La publicación demuestra que la combinación de economía social y la circular es una fórmula de éxito. Concreta por qué la economía circular se ha convertido en un gran nicho de mercado para el emprendimiento social, con valores acordes a la sociedad del siglo XXI. Pocos entenderían que en este momento se lanzaran modelos de empresas que no son respetuosos con el medioambiente, con las relaciones laborales o con el desarrollo local. El estudio de ASATA rebasa incluso los límites de la geografía asturiana y se engarza con los Objetivos de Desarrollo Sostenible, en especial con los relacionados con el crecimiento económico sostenible, el empleo, la industrialización inclusiva, la innovación y la lucha contra las desigualdades.


La formación

Nada de todo esto sería posible sin la formación adecuada. El entorno laboral cambia a un ritmo frenético debido a los avances de la tecnología y la globalización. Surgen nuevos mercados y nuevas formas de trabajo, de ahí que sean necesarios modernos perfiles profesionales con conocimientos adaptados a esos procesos. Para conseguirlos las empresas y el sistema formativo deben trabajar de una forma más estrecha, tras décadas trabajando en paralelo y sin apenas interacción. Esta relación distante comenzó a cambiar en el año 2008, cuando todos los países de la Unión Europea empezaron a alinear su sistema nacional de cualificaciones profesionales para adaptarse al marco europeo. La interacción entre las empresas y la formación reglada implica una simbiosis beneficiosa para ambas partes. Los perfiles, las necesidades formativas, las capacidades adquiridas y, por tanto, los currículos y programaciones académicas se modifican en base a la experiencia que el alumnado tenga en la empresa y de las necesidades de estas. 

Un estudio de ASATA hace precisamente hincapié en el desarrollo del sistema formativo basado en las cualificaciones profesionales y en la aplicación de la formación dual en diferentes ámbitos. El trabajo analiza los sistemas de participación establecidos para las empresas y plantea una estrategia para fomentar la colaboración público-privada inclusiva. Compara experiencias en tres comunidades del norte de España, como son Asturias, Cantabria y País Vasco, destaca las buenas prácticas y propone estrategias extrapolables a todos los territorios. 

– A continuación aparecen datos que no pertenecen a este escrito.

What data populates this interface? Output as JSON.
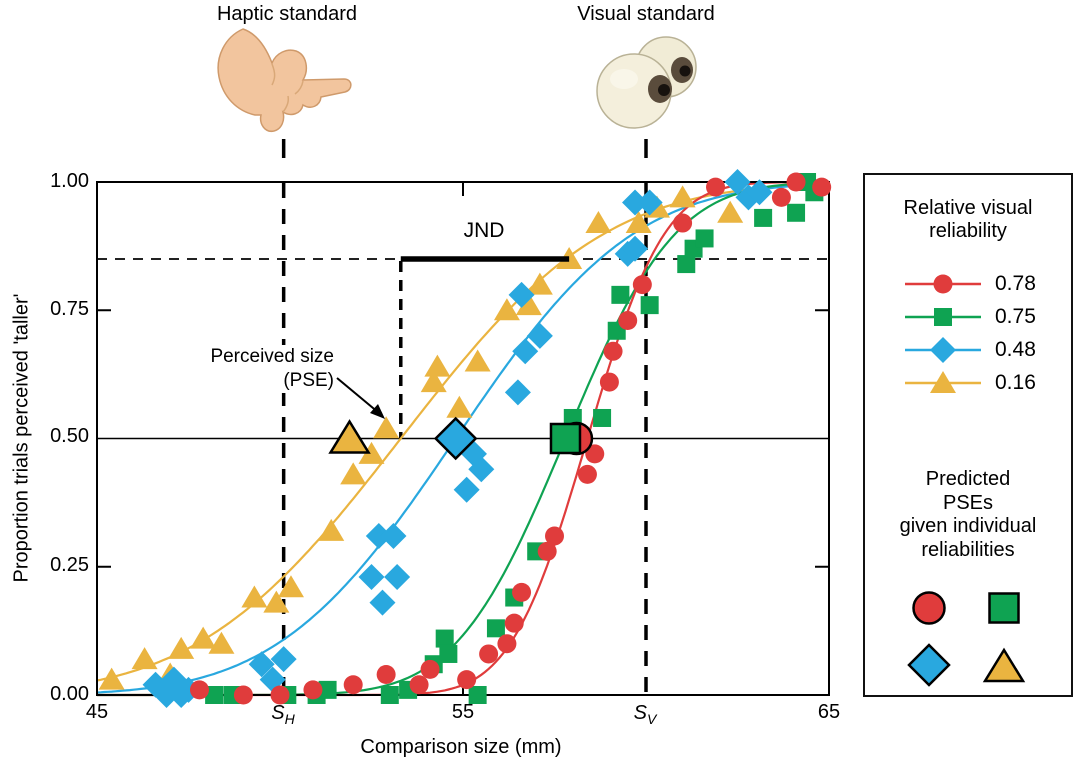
{
  "header": {
    "haptic_label": "Haptic standard",
    "visual_label": "Visual standard"
  },
  "axes": {
    "y_title": "Proportion trials perceived 'taller'",
    "x_title": "Comparison size (mm)",
    "y_ticks": [
      "1.00",
      "0.75",
      "0.50",
      "0.25",
      "0.00"
    ],
    "x_ticks": [
      "45",
      "55",
      "65"
    ],
    "s_labels": [
      {
        "base": "S",
        "sub": "H"
      },
      {
        "base": "S",
        "sub": "V"
      }
    ]
  },
  "annotations": {
    "jnd_label": "JND",
    "perceived_line1": "Perceived size",
    "perceived_line2": "(PSE)"
  },
  "legend": {
    "title_lines": [
      "Relative visual",
      "reliability"
    ],
    "items": [
      {
        "label": "0.78",
        "color": "#e03c3c",
        "marker": "circle"
      },
      {
        "label": "0.75",
        "color": "#0fa352",
        "marker": "square"
      },
      {
        "label": "0.48",
        "color": "#29a8df",
        "marker": "diamond"
      },
      {
        "label": "0.16",
        "color": "#eab440",
        "marker": "triangle"
      }
    ],
    "pse_title_lines": [
      "Predicted",
      "PSEs",
      "given individual",
      "reliabilities"
    ]
  },
  "chart_data": {
    "type": "scatter",
    "subtype": "psychometric-functions",
    "xlabel": "Comparison size (mm)",
    "ylabel": "Proportion trials perceived 'taller'",
    "xlim": [
      45,
      65
    ],
    "ylim": [
      0,
      1
    ],
    "grid": false,
    "reference_lines": {
      "haptic_standard_x": 50.1,
      "visual_standard_x": 60.0,
      "pse_vertical_x": 53.3,
      "half_proportion_y": 0.5,
      "jnd_criterion_y": 0.85
    },
    "jnd_bar": {
      "x1": 53.3,
      "x2": 57.9,
      "y": 0.85
    },
    "series": [
      {
        "name": "0.78",
        "color": "#e03c3c",
        "marker": "circle",
        "curve": {
          "type": "cumulative-gaussian",
          "mu": 58.4,
          "sigma": 1.65
        },
        "predicted_pse_x": 58.1,
        "points": [
          [
            47.8,
            0.01
          ],
          [
            49.0,
            0.0
          ],
          [
            50.0,
            0.0
          ],
          [
            50.9,
            0.01
          ],
          [
            52.0,
            0.02
          ],
          [
            52.9,
            0.04
          ],
          [
            53.8,
            0.02
          ],
          [
            54.1,
            0.05
          ],
          [
            55.1,
            0.03
          ],
          [
            55.7,
            0.08
          ],
          [
            56.2,
            0.1
          ],
          [
            56.4,
            0.14
          ],
          [
            56.6,
            0.2
          ],
          [
            57.3,
            0.28
          ],
          [
            57.5,
            0.31
          ],
          [
            58.4,
            0.43
          ],
          [
            58.6,
            0.47
          ],
          [
            59.0,
            0.61
          ],
          [
            59.1,
            0.67
          ],
          [
            59.5,
            0.73
          ],
          [
            59.9,
            0.8
          ],
          [
            61.0,
            0.92
          ],
          [
            61.9,
            0.99
          ],
          [
            63.7,
            0.97
          ],
          [
            64.1,
            1.0
          ],
          [
            64.8,
            0.99
          ]
        ]
      },
      {
        "name": "0.75",
        "color": "#0fa352",
        "marker": "square",
        "curve": {
          "type": "cumulative-gaussian",
          "mu": 57.8,
          "sigma": 2.35
        },
        "predicted_pse_x": 57.8,
        "points": [
          [
            48.2,
            0.0
          ],
          [
            48.7,
            0.0
          ],
          [
            50.2,
            0.0
          ],
          [
            51.0,
            0.0
          ],
          [
            51.3,
            0.01
          ],
          [
            53.0,
            0.0
          ],
          [
            53.5,
            0.01
          ],
          [
            54.2,
            0.06
          ],
          [
            54.5,
            0.11
          ],
          [
            54.6,
            0.08
          ],
          [
            55.4,
            0.0
          ],
          [
            55.9,
            0.13
          ],
          [
            56.4,
            0.19
          ],
          [
            57.0,
            0.28
          ],
          [
            58.0,
            0.54
          ],
          [
            58.8,
            0.54
          ],
          [
            59.2,
            0.71
          ],
          [
            59.3,
            0.78
          ],
          [
            60.1,
            0.76
          ],
          [
            61.1,
            0.84
          ],
          [
            61.3,
            0.87
          ],
          [
            61.6,
            0.89
          ],
          [
            63.2,
            0.93
          ],
          [
            64.1,
            0.94
          ],
          [
            64.4,
            1.0
          ],
          [
            64.6,
            0.98
          ]
        ]
      },
      {
        "name": "0.48",
        "color": "#29a8df",
        "marker": "diamond",
        "curve": {
          "type": "cumulative-gaussian",
          "mu": 54.8,
          "sigma": 3.8
        },
        "predicted_pse_x": 54.8,
        "points": [
          [
            46.6,
            0.02
          ],
          [
            46.9,
            0.0
          ],
          [
            47.1,
            0.03
          ],
          [
            47.3,
            0.0
          ],
          [
            47.5,
            0.01
          ],
          [
            49.5,
            0.06
          ],
          [
            49.8,
            0.03
          ],
          [
            50.1,
            0.07
          ],
          [
            52.5,
            0.23
          ],
          [
            52.7,
            0.31
          ],
          [
            52.8,
            0.18
          ],
          [
            53.1,
            0.31
          ],
          [
            53.2,
            0.23
          ],
          [
            55.1,
            0.4
          ],
          [
            55.3,
            0.47
          ],
          [
            55.5,
            0.44
          ],
          [
            56.5,
            0.59
          ],
          [
            56.6,
            0.78
          ],
          [
            56.7,
            0.67
          ],
          [
            57.1,
            0.7
          ],
          [
            59.5,
            0.86
          ],
          [
            59.7,
            0.87
          ],
          [
            59.7,
            0.96
          ],
          [
            60.1,
            0.96
          ],
          [
            62.5,
            1.0
          ],
          [
            62.8,
            0.97
          ],
          [
            63.1,
            0.98
          ]
        ]
      },
      {
        "name": "0.16",
        "color": "#eab440",
        "marker": "triangle",
        "curve": {
          "type": "cumulative-gaussian",
          "mu": 53.3,
          "sigma": 4.35
        },
        "predicted_pse_x": 51.9,
        "points": [
          [
            45.4,
            0.03
          ],
          [
            46.3,
            0.07
          ],
          [
            47.0,
            0.04
          ],
          [
            47.3,
            0.09
          ],
          [
            47.9,
            0.11
          ],
          [
            48.4,
            0.1
          ],
          [
            49.3,
            0.19
          ],
          [
            49.9,
            0.18
          ],
          [
            50.3,
            0.21
          ],
          [
            51.4,
            0.32
          ],
          [
            52.0,
            0.43
          ],
          [
            52.5,
            0.47
          ],
          [
            52.9,
            0.52
          ],
          [
            54.2,
            0.61
          ],
          [
            54.3,
            0.64
          ],
          [
            54.9,
            0.56
          ],
          [
            55.4,
            0.65
          ],
          [
            56.2,
            0.75
          ],
          [
            56.8,
            0.76
          ],
          [
            57.1,
            0.8
          ],
          [
            57.9,
            0.85
          ],
          [
            58.7,
            0.92
          ],
          [
            59.8,
            0.92
          ],
          [
            60.3,
            0.95
          ],
          [
            61.0,
            0.97
          ],
          [
            62.3,
            0.94
          ]
        ]
      }
    ]
  }
}
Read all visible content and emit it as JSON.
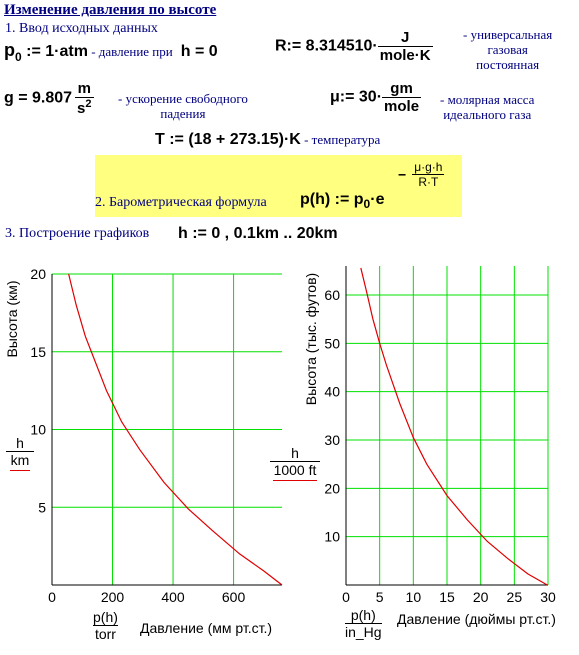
{
  "header": {
    "title": "Изменение давления по высоте",
    "section1": "1. Ввод исходных данных"
  },
  "p0": {
    "lhs": "p",
    "sub": "0",
    "assign": " := 1·atm",
    "comment": " - давление при",
    "cond": "h = 0"
  },
  "R": {
    "lhs": "R:= 8.314510·",
    "num": "J",
    "den": "mole·K",
    "comment_lines": [
      "- универсальная",
      "газовая",
      "постоянная"
    ]
  },
  "g": {
    "lhs": "g = 9.807",
    "num": "m",
    "den": "s",
    "den_sup": "2",
    "comment_lines": [
      "- ускорение свободного",
      "падения"
    ]
  },
  "mu": {
    "lhs": "μ:= 30·",
    "num": "gm",
    "den": "mole",
    "comment_lines": [
      "- молярная масса",
      "идеального газа"
    ]
  },
  "T": {
    "expr": "T := (18 + 273.15)·K",
    "comment": " - температура"
  },
  "formula": {
    "label": "2. Барометрическая формула",
    "expr": "p(h) := p",
    "sub": "0",
    "e": "·e",
    "exp_sign": "−",
    "exp_num": "μ·g·h",
    "exp_den": "R·T"
  },
  "section3": {
    "label": "3. Построение графиков",
    "range": "h := 0 , 0.1km .. 20km"
  },
  "chart1": {
    "ylabel": "Высота (км)",
    "y_unit_num": "h",
    "y_unit_den": "km",
    "x_unit_num": "p(h)",
    "x_unit_den": "torr",
    "xlabel": "Давление (мм рт.ст.)",
    "xticks": [
      "0",
      "200",
      "400",
      "600"
    ],
    "yticks": [
      "5",
      "10",
      "15",
      "20"
    ]
  },
  "chart2": {
    "ylabel": "Высота (тыс. футов)",
    "y_unit_num": "h",
    "y_unit_den": "1000 ft",
    "x_unit_num": "p(h)",
    "x_unit_den": "in_Hg",
    "xlabel": "Давление (дюймы рт.ст.)",
    "xticks": [
      "0",
      "5",
      "10",
      "15",
      "20",
      "25",
      "30"
    ],
    "yticks": [
      "10",
      "20",
      "30",
      "40",
      "50",
      "60"
    ]
  },
  "colors": {
    "navy": "#000080",
    "grid": "#00e000",
    "curve": "#e00000",
    "highlight": "#ffff80"
  },
  "chart_data": [
    {
      "type": "line",
      "title": "",
      "xlabel": "Давление (мм рт.ст.)",
      "ylabel": "Высота (км)",
      "xlim": [
        0,
        760
      ],
      "ylim": [
        0,
        20
      ],
      "grid": true,
      "series": [
        {
          "x": [
            55,
            80,
            110,
            140,
            180,
            230,
            290,
            370,
            450,
            530,
            620,
            700,
            760
          ],
          "y": [
            20,
            18,
            16,
            14.5,
            12.5,
            10.5,
            8.7,
            6.6,
            4.9,
            3.5,
            2,
            0.9,
            0
          ]
        }
      ]
    },
    {
      "type": "line",
      "title": "",
      "xlabel": "Давление (дюймы рт.ст.)",
      "ylabel": "Высота (тыс. футов)",
      "xlim": [
        0,
        30
      ],
      "ylim": [
        0,
        66
      ],
      "grid": true,
      "series": [
        {
          "x": [
            2.2,
            3,
            4,
            5,
            6,
            8,
            10,
            12,
            15,
            18,
            21,
            24,
            27,
            29.9
          ],
          "y": [
            65.6,
            61,
            55,
            50,
            45.5,
            37.5,
            30.5,
            25,
            18.5,
            13.5,
            9,
            5.5,
            2.3,
            0
          ]
        }
      ]
    }
  ]
}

«La formación dual es el presente y será el futuro. El objetivo que perseguimos con este proyecto es poner la lupa sobre las distintas fórmulas de participación de las empresas y entidades de la economía social en la prestación de servicios públicos y de carácter estratégico, mejorando los modelos de colaboración público-privada en ámbitos como el educativo, sanitario o de servicios sociales, entre otros», destaca Miguel González Lastra, gerente de ASATA. Por formación dual entiende algo más que la FP, que es el terreno en el que actualmente se está desarrollando. Cree que se puede aplicar a todos los entornos formativos, desde los certificados de profesionalidad a los estudios universitarios, para que todas las novedades puedan ir de la mano de las necesidades reales de las empresas, que son las que absorberán todo ese capital humano. 

El estudio pretende establecer una estrategia común, un sistema de trabajo y de interacción público-privado que permita el desarrollo de este marco de cualificaciones y de formación dual en todos los niveles formativos y, sobre todo, que propicie un modelo integrador que dé respuesta a las necesidades de las empresas, y así que estas puedan participar para enriquecer y mejorar las propuestas de capacitación.